Diceva di avere con sé una bomba, è stato fatto atterrare a Istanbul, dove poi è stato fermato dalle forze speciali turche.

Voleva assolutamente andare a Sochi, dove ieri si sono aperte le Olimpiadi invernali. Per questo motivo, un passeggero ucraino ha provato a dirottare un aereo di linea della compagnia turca Pegasus, decollato dall'aeroporto ucraino di Kharkhiv, in Ucraina. Il velivolo è stato costretto ad atterrare a Istanbul, scortato dall'aviazione militare turca.

Secondo i media turchi, il passeggero avrebbe minacciato di far esplodere una bomba se l'aereo non si fosse diretto a Sochi. A bordo c'erano 110 persone, che naturalmente sono state prese dal panico. Dalla cabina di pilotaggio dell'ucraina Pegasus Airlines sono riusciti però a lanciare il segnale d'allarme e si sono levati in volo due F-16 turchi che hanno fatto atterrare il velivolo a Istanbul, che poi era lo scalo dove era diretto.

I servizi segreti di Kiev, citati dall'agenzia Interfax, hanno successivamente fatto sapere che il cittadino ucraino è stato arrestato.

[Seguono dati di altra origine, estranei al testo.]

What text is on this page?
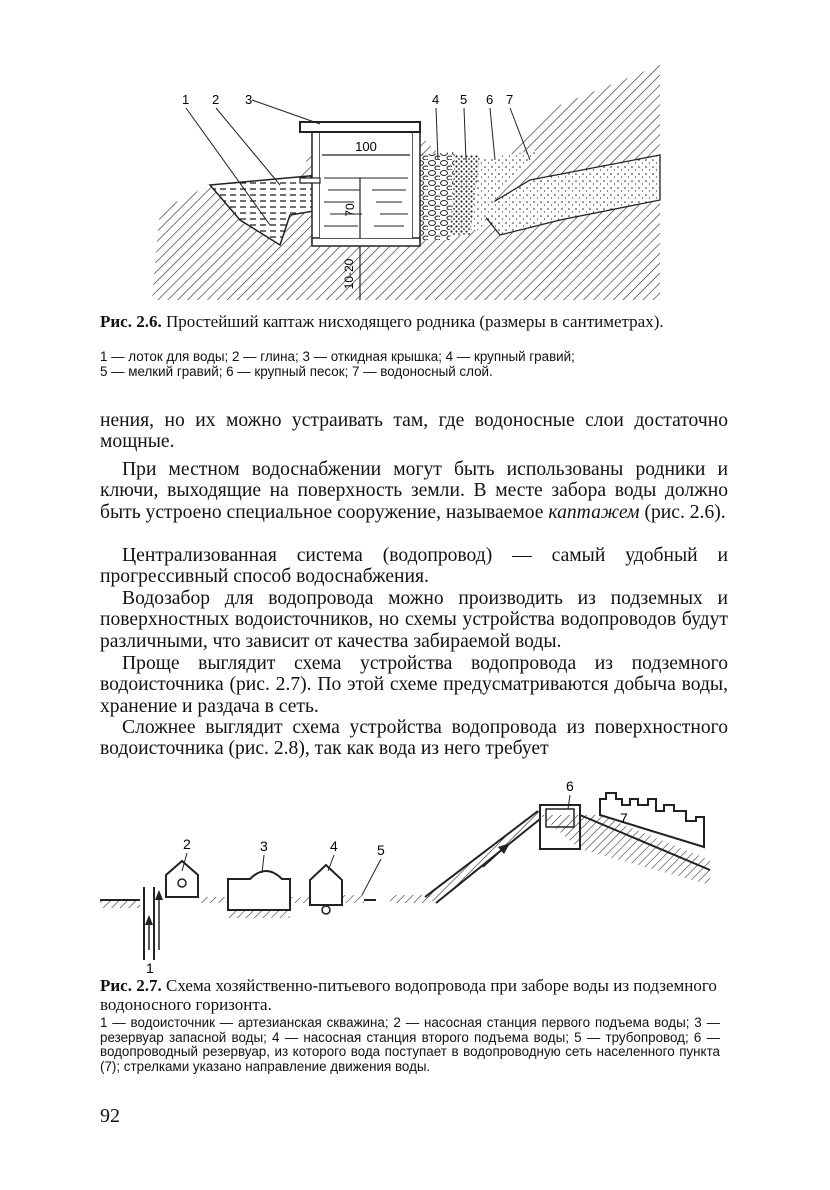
100
70
10-20
1 2 3	4 5 6 7
Рис. 2.6. Простейший каптаж нисходящего родника (размеры в сантиметрах).
1 — лоток для воды; 2 — глина; 3 — откидная крышка; 4 — крупный гравий;
5 — мелкий гравий; 6 — крупный песок; 7 — водоносный слой.
нения, но их можно устраивать там, где водоносные слои достаточно мощные.
При местном водоснабжении могут быть использованы родники и ключи, выходящие на поверхность земли. В месте забора воды должно быть устроено специальное сооружение, называемое каптажем (рис. 2.6).
Централизованная система (водопровод) — самый удобный и прогрессивный способ водоснабжения.
Водозабор для водопровода можно производить из подземных и поверхностных водоисточников, но схемы устройства водопроводов будут различными, что зависит от качества забираемой воды.
Проще выглядит схема устройства водопровода из подземного водоисточника (рис. 2.7). По этой схеме предусматриваются добыча воды, хранение и раздача в сеть.
Сложнее выглядит схема устройства водопровода из поверхностного водоисточника (рис. 2.8), так как вода из него требует
2	3	4	5
6
7
1
Рис. 2.7. Схема хозяйственно-питьевого водопровода при заборе воды из подземного водоносного горизонта.
1 — водоисточник — артезианская скважина; 2 — насосная станция первого подъема воды; 3 — резервуар запасной воды; 4 — насосная станция второго подъема воды; 5 — трубопровод; 6 — водопроводный резервуар, из которого вода поступает в водопроводную сеть населенного пункта (7); стрелками указано направление движения воды.
92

Era ubriaco, classe 1969, e non aveva con sé alcun ordigno né armi. Non ci sono stati danni né feriti. Solo la prova che bisognerà stare con gli occhi aperti durante tutta l'edizione invernale dei Giochi Olimpici, organizzati dalla Russia.

I media turchi hanno raccontato anche di come è stato effettuato il fermo del 35enne. L'aereo è stato isolato in una zona periferica dell'aeroporto 'Sabiha Goekcen' di Istanbul e i passeggeri sono stati fatti scendere. A bordo sono saliti gli artificieri e le teste di cuoio anti-terrorismo. Il dirottatore è riuscito a entrare nella cabina di pilotaggio con quello che avrebbe dovuto essere il detonatore. Gli uomini delle forze speciali sono penetrati anche loro, però, nell'aeromobile e hanno catturato l'uomo.